Saia-Levy (Jorge Zontal) naît de parents juifs yougoslaves dans un camp de concentration à Parme, en Italie, à la toute fin de la Seconde Guerre mondiale. Après la Suisse, la Yougoslavie et Israël, la famille est admise par les services d’immigration du Venezuela et s’établit à Caracas. Dans les années 1960, Saia-Levy part étudier l’architecture à l’Université Dalhousie, à Halifax, en Nouvelle-Écosse. Il étudie aussi le cinéma et le théâtre et se rend régulièrement à New York pour des cours d’art dramatique. À la fin de la décennie, le voilà à Vancouver, où il étudie la vidéo à l’Université Simon-Fraser (USF) et travaille avec Intermedia.

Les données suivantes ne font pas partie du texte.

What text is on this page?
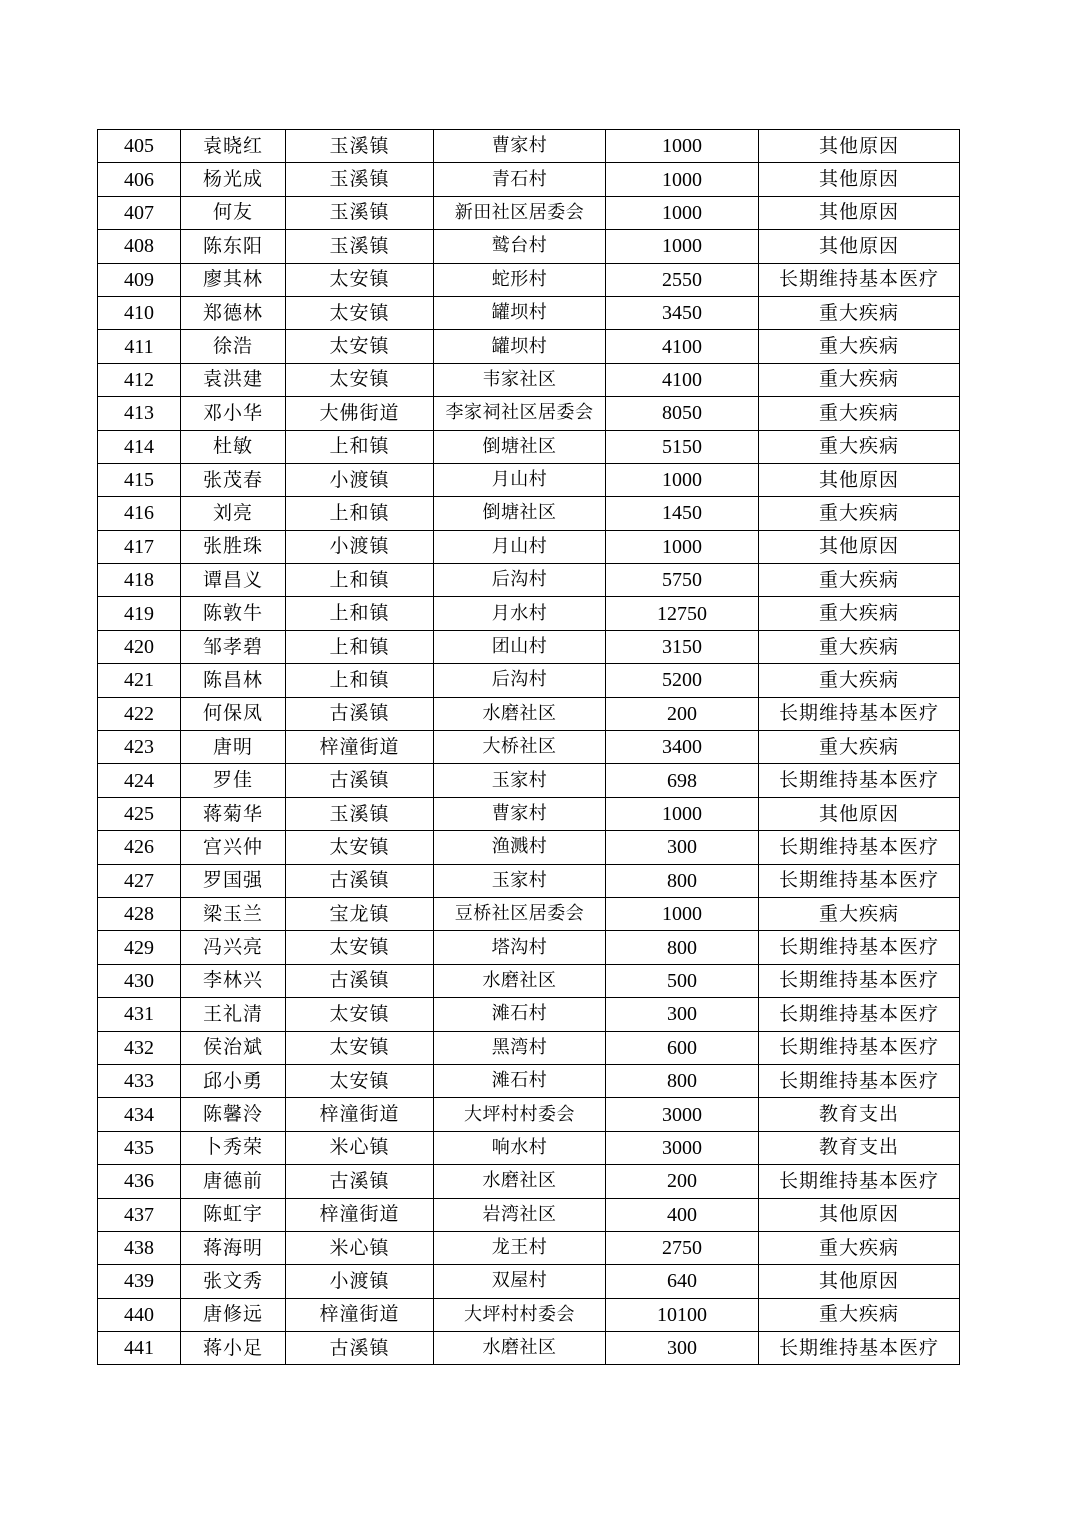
405	袁晓红	玉溪镇	曹家村	1000	其他原因
406	杨光成	玉溪镇	青石村	1000	其他原因
407	何友	玉溪镇	新田社区居委会	1000	其他原因
408	陈东阳	玉溪镇	鹫台村	1000	其他原因
409	廖其林	太安镇	蛇形村	2550	长期维持基本医疗
410	郑德林	太安镇	罐坝村	3450	重大疾病
411	徐浩	太安镇	罐坝村	4100	重大疾病
412	袁洪建	太安镇	韦家社区	4100	重大疾病
413	邓小华	大佛街道	李家祠社区居委会	8050	重大疾病
414	杜敏	上和镇	倒塘社区	5150	重大疾病
415	张茂春	小渡镇	月山村	1000	其他原因
416	刘亮	上和镇	倒塘社区	1450	重大疾病
417	张胜珠	小渡镇	月山村	1000	其他原因
418	谭昌义	上和镇	后沟村	5750	重大疾病
419	陈敦牛	上和镇	月水村	12750	重大疾病
420	邹孝碧	上和镇	团山村	3150	重大疾病
421	陈昌林	上和镇	后沟村	5200	重大疾病
422	何保凤	古溪镇	水磨社区	200	长期维持基本医疗
423	唐明	梓潼街道	大桥社区	3400	重大疾病
424	罗佳	古溪镇	玉家村	698	长期维持基本医疗
425	蒋菊华	玉溪镇	曹家村	1000	其他原因
426	宫兴仲	太安镇	渔溅村	300	长期维持基本医疗
427	罗国强	古溪镇	玉家村	800	长期维持基本医疗
428	梁玉兰	宝龙镇	豆桥社区居委会	1000	重大疾病
429	冯兴亮	太安镇	塔沟村	800	长期维持基本医疗
430	李林兴	古溪镇	水磨社区	500	长期维持基本医疗
431	王礼清	太安镇	滩石村	300	长期维持基本医疗
432	侯治斌	太安镇	黑湾村	600	长期维持基本医疗
433	邱小勇	太安镇	滩石村	800	长期维持基本医疗
434	陈馨泠	梓潼街道	大坪村村委会	3000	教育支出
435	卜秀荣	米心镇	响水村	3000	教育支出
436	唐德前	古溪镇	水磨社区	200	长期维持基本医疗
437	陈虹宇	梓潼街道	岩湾社区	400	其他原因
438	蒋海明	米心镇	龙王村	2750	重大疾病
439	张文秀	小渡镇	双屋村	640	其他原因
440	唐修远	梓潼街道	大坪村村委会	10100	重大疾病
441	蒋小足	古溪镇	水磨社区	300	长期维持基本医疗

Simultanément, il suit des cours d’interprétation auprès de la danseuse Deborah Hay (née en 1941). Ce séjour à Vancouver est significatif : c’est celui de la première rencontre entre Saia-Levy et Tims, qui dirige alors un atelier à l’USF. En 1968, Saia-Levy quitte Halifax dans l’intention de s’établir à Vancouver. Comme pour Gabe, un passage à Toronto se transforme en une installation permanente. Dans la métropole, il croise à nouveau Tims au Theatre Passe Muraille et fait la connaissance de Gabe.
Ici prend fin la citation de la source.